Facts used to matter in Washington, at least a little bit. But this is no longer the case in the age of Trump, at least not when it comes to taxes. Instead, the strategy has been to state, in a bald-faced manner whatever one wants to believe and heap ill-mannered abuse on anyone who cites evidence to the contrary.

In Chapter 3 of White House Burning, James Kwak and I reviewed what happened after the tax cuts enacted in 2001 under George W. Bush. Great promises were made about the cuts, including that they would help most Americans. But while they did help rich people become richer, there is no evidence that they delivered faster growth or higher incomes for the middle class. Instead, they boosted the budget deficit and contributed significantly to increasing the US national debt (by around $3 trillion through 2010), which weakened the government’s ability to respond to crises, either in terms of national security or financial instability.

I have testified repeatedly before Congress on matters of fiscal policy. During the financial crisis of 2008-2009, Republicans were certainly interested in the facts. But this quickly tapered off, most notably in the House of Representatives. In fact, Kevin Brady, the representative who told me most clearly that he was not interested in looking at even moderately inconvenient facts, is now Chair of the House Ways and Means Committee, which plays a key role in what happens with taxes.

Ron Wyden, the senior Democrat on the Senate Finance Committee, calls the proposed Republican tax cuts “a middle-class con job.” He is being polite.

The cut in corporate taxes that the Republicans are likely to support will not boost wages significantly. As the Congressional Research Service, describing the broader blueprint put forward by House Speaker Paul Ryan, has put it, “the plan’s estimated output effects appear to be limited in size and possibly negative.”

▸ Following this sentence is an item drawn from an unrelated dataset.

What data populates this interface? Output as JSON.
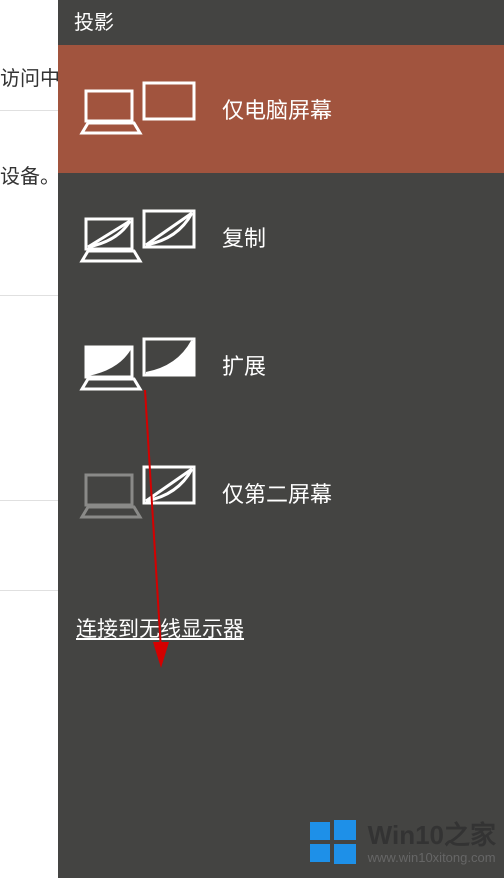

Including all possible positive effects of the Republican proposals, the Tax Policy Center has concluded that federal government “revenue would fall by between $2.4 trillion and $2.5 trillion over the first ten years and by about $3.4 trillion over the second decade.”

The Trump administration has responded to this type of sensible, fact-based analysis in the way one has come to expect: by being rude.

American populism in the Trump era, though promising great gains for working people, will in fact benefit only those who are already rich. To be fair, this is quite a twist on anything Perón could have imagined pulling off. The results of irresponsible populism, however, are always the same.

Simon Johnson is a professor at MIT’s Sloan School of Management and the co-author of White House Burning: The Founding Fathers, Our National Debt, and Why It Matters to You.